Stellar atmospheres and their magnetic helicity fluxes (PhD)
Supervisors: Simon Candelaresi, Radostin Simitev, David MacTaggart, Robert Teed
Relevant research groups: Continuum Mechanics - Fluid Dynamics and Magnetohydrodynamics
Our Sun and many other stars have a strong large-scale magnetic field with a characteristic time variation. We know that this field is being generated via a dynamo mechanism driven by the turbulent convective motions inside the stars. The magnetic helicity, a quantifier of the field’s topology, is and essential ingredient in this process. In turbulent environments it is responsible for the inverse cascade that leads to the large-scale field, while the build up of its small-scale component can quench the dynamo.

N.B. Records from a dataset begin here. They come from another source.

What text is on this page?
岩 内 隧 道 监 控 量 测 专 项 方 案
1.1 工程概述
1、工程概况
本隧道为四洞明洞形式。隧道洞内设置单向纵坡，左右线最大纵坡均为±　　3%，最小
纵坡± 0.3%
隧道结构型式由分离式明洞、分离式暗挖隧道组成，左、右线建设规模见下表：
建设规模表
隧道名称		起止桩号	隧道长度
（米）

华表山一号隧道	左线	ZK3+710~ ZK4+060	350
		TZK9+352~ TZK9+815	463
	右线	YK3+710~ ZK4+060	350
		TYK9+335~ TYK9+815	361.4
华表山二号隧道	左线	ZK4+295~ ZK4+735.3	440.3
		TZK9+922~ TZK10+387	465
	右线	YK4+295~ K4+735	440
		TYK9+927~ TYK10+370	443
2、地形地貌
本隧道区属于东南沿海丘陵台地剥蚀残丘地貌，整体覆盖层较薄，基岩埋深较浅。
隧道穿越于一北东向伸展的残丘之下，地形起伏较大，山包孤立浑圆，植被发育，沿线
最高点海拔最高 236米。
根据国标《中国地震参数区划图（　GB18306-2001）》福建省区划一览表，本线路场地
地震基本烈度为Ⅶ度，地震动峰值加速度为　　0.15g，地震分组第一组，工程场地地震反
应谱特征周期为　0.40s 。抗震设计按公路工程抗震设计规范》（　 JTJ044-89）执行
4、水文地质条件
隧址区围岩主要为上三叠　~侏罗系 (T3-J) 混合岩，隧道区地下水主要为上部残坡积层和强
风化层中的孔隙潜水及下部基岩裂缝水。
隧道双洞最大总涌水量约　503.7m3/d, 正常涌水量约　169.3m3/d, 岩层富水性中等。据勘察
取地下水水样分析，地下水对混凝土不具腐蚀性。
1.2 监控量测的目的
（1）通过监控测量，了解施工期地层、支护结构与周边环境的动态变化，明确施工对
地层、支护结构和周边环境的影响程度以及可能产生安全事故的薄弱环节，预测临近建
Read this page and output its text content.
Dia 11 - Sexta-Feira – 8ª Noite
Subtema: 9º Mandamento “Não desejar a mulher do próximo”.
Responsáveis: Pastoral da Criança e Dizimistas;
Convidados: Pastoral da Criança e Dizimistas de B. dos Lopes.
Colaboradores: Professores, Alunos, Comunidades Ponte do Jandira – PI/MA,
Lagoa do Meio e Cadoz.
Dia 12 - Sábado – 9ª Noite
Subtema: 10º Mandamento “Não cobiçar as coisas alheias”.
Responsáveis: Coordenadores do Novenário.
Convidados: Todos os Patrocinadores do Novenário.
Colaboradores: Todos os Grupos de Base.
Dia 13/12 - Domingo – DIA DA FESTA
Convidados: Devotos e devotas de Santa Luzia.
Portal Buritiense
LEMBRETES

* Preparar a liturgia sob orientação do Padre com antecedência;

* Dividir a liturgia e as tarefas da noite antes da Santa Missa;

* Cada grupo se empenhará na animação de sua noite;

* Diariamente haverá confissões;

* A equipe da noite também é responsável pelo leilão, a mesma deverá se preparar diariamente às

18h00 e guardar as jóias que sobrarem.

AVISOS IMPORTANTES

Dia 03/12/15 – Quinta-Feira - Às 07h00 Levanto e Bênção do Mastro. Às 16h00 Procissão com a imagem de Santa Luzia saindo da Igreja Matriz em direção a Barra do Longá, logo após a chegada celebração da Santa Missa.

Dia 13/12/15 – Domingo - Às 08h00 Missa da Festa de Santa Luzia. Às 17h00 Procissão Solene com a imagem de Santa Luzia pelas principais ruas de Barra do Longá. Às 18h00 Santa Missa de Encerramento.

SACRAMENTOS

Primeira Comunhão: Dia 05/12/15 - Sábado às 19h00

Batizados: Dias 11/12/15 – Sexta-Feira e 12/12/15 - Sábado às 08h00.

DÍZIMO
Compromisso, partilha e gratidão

In this project, the student will study the effects of magnetic helicity fluxes that happen below the stellar surface (photosphere), within the stellar atmosphere (chromosphere and corona) and between these two layers. This will be done using two-dimensional mean field simulations that allow parameter studies for different physical parameters. A fully three-dimensional model of a convective stellar wedge will then be used to provide a more detailed picture of the helicity fluxes and their effect on the dynamo. Using recent advancements that allow us to extract surface helicity fluxes from solar observations, the student will make use of observations to verify the simulation results. Other recent observational results on the stellar magnetic helicity will be used to benchmark the findings.